You dont ask
You dont ask anything. You dont ask anything of the walls or the black currents, impediments or diversions, and you dont ask anything of me. You are barely here. You rub your feet forward in short slow steps drawing the rainwater and sand across the carpet before finding a spot against the wall and sliding down to sit with your knees in front of your face. The curtain flutters across the kitchen, outside the same tired and still blue that you saw through the window, the light switches places. Here you are. You just sit. The things that push you are tired. At the bottom of its ebb the tide lingers. You stroke your chin as your legs grow warm without feeling. You feel sparkles and dampness. You wrap a towel around your neck and hold a mug of tea between your palms. Your hands pulse. The centers of pain represent the entirety of your body. The rhythms of heat and throbbing lap through you with the rise and fall of entreaties and naked trusts. A word spreads across you, a characterization or clue settles into the gentle stupor of your creation. You were the sand and the water, you were lost, now you have me, you have what is mine, you need it, I no longer do. There is no story in the words. They are characters that erase themselves by happening and being recognized. When they become real, shared between us, a little bit of me is let loose, a view, a movement, a lost hope, it could be in you, settling on your skin, it could be lost in the room, amongst the detritus. You dont hear. The things you need to hear about the replacement arent spoken. It has just happened that you will be when I am not and that will be seamless. The city doesnt notice those crashed asymptotes. My life wont recognize the replacement. It has no sentiment of this body. Things stay still forever. You cant occupy their places. They cant topple out of the dust; you have to escort them.

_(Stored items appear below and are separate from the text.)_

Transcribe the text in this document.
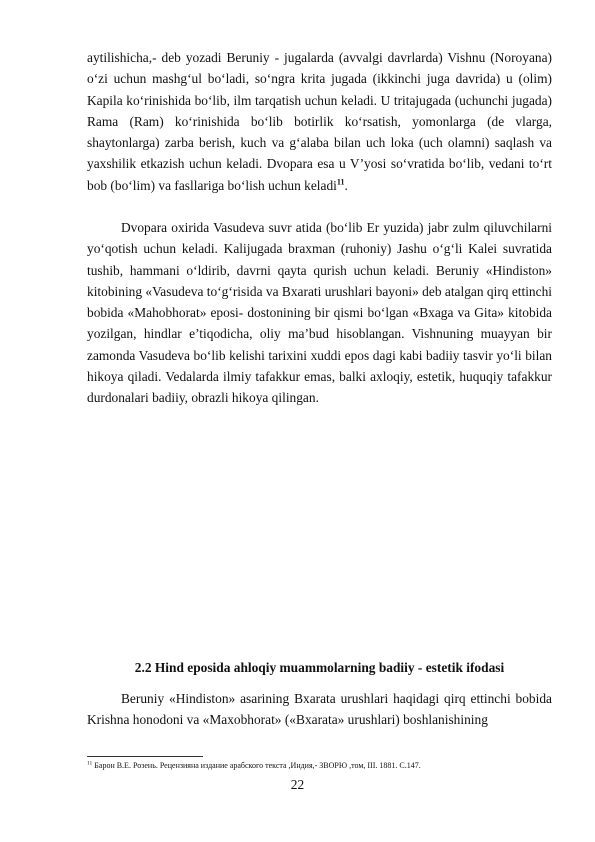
aytilishicha,- deb yozadi Beruniy - jugalarda (avvalgi davrlarda) Vishnu (Noroyana) o‘zi uchun mashg‘ul bo‘ladi, so‘ngra krita jugada (ikkinchi juga davrida) u (olim) Kapila ko‘rinishida bo‘lib, ilm tarqatish uchun keladi. U tritajugada (uchunchi jugada) Rama (Ram) ko‘rinishida bo‘lib botirlik ko‘rsatish, yomonlarga (de vlarga, shaytonlarga) zarba berish, kuch va g‘alaba bilan uch loka (uch olamni) saqlash va yaxshilik etkazish uchun keladi. Dvopara esa u V’yosi so‘vratida bo‘lib, vedani to‘rt bob (bo‘lim) va fasllariga bo‘lish uchun keladi$^{11}$.

Dvopara oxirida Vasudeva suvr atida (bo‘lib Er yuzida) jabr zulm qiluvchilarni yo‘qotish uchun keladi. Kalijugada braxman (ruhoniy) Jashu o‘g‘li Kalei suvratida tushib, hammani o‘ldirib, davrni qayta qurish uchun keladi. Beruniy «Hindiston» kitobining «Vasudeva to‘g‘risida va Bxarati urushlari bayoni» deb atalgan qirq ettinchi bobida «Mahobhorat» eposi- dostonining bir qismi bo‘lgan «Bxaga va Gita» kitobida yozilgan, hindlar e’tiqodicha, oliy ma’bud hisoblangan. Vishnuning muayyan bir zamonda Vasudeva bo‘lib kelishi tarixini xuddi epos dagi kabi badiiy tasvir yo‘li bilan hikoya qiladi. Vedalarda ilmiy tafakkur emas, balki axloqiy, estetik, huquqiy tafakkur durdonalari badiiy, obrazli hikoya qilingan.

2.2 Hind eposida ahloqiy muammolarning badiiy - estetik ifodasi

Beruniy «Hindiston» asarining Bxarata urushlari haqidagi qirq ettinchi bobida Krishna honodoni va «Maxobhorat» («Bxarata» urushlari) boshlanishining

$^{11}$ Барон В.Е. Розень. Рецензияна издание арабского текста ,Индия,- ЗВОРЮ ,том, III. 1881. С.147.

22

Your eyes unravel. It is late. You feel the mass of your head pouring in waxy torrents down your shoulders and melting into an upturned spreading puddle across the wall. You are soft and pliable. Mine. You are nothing. You are made of nothing swirling about spaces of dead breath. You have never brought anything to the world. You take from it. The world made you and keeps making you, youve never let it free from its responsibility, you pretend when you are looking into the clouds or through your eyelashes into the distance that you embrace the finiteness of your self, but you are not there or anywhere in particular. You are a collection. The garbage that you eye curiously for hidden incriminations is roiling with bits of you. The tired and submissive apartments where days end stuporously are bedecked with you, with your useless desires. By merely existing you believe that you are proof of something. You believe that you are proving it to yourself because to not exist is the most tremendous departure from the physics of dependence. You are a drain. How could you not be. There was nothing left for you to offer back. The opportunities that might have given your fate shape earlier were taken by hidden, more complete people and then they were gone and there was nothing left. Everything was done. But you kept on. As you circled the block without stopping, for days, you were uncoiling the time, using the energy, and occupying the stageset that had been meted out and was left in the world that had no use for what you might do with it. You hardly looked human. You were made up of pieces that didnt seem to fit. There were ledges and crevices and shadows cast back on yourself instead of smoothness and skin.
Your head falls forward. Responsibility, commitment, and support are human. Things dont fit you. You try. You keep trying. Your shape is flawed. You dont cause anything. Those attributes have destinations that you cant engage. You cant make something happen. You are the effect of everything, the tail of shame, the waste, the spume, the wretch, the broken dry soil, the terminal end of any action, after the goal, the lumbering ennui in which the spent old woman, a shape, nods her head at the futility of putting away another day but watches the sun rise, sees right through it, and you have been that moment since you rolled out of nothing. You are the bottom of a shoe, the black guts of the ocean, the rotten plaster of the desert, the things that I, falling asleep at the outset of evening, shut out of my thoughts. I will never see you and you dont exist. You are too much nothing for the something that I barely am. I need you. For so long I have been so little, in the end nothing, I want to leave nothing, but forever, you are endless nothing, the sea floor.
Put me in salt and sour water. Stop everything and let it fill the room. Watch me stop. Watch me until I know that Im gone. You are always the end, end me, seal me, pickle me, fall into my eyes and see, take me to the end, finish the task, take my breath and suffer my cycles, use my body, pickle me and come back when you are done, keep it living, barely, in the manner that I barely lived.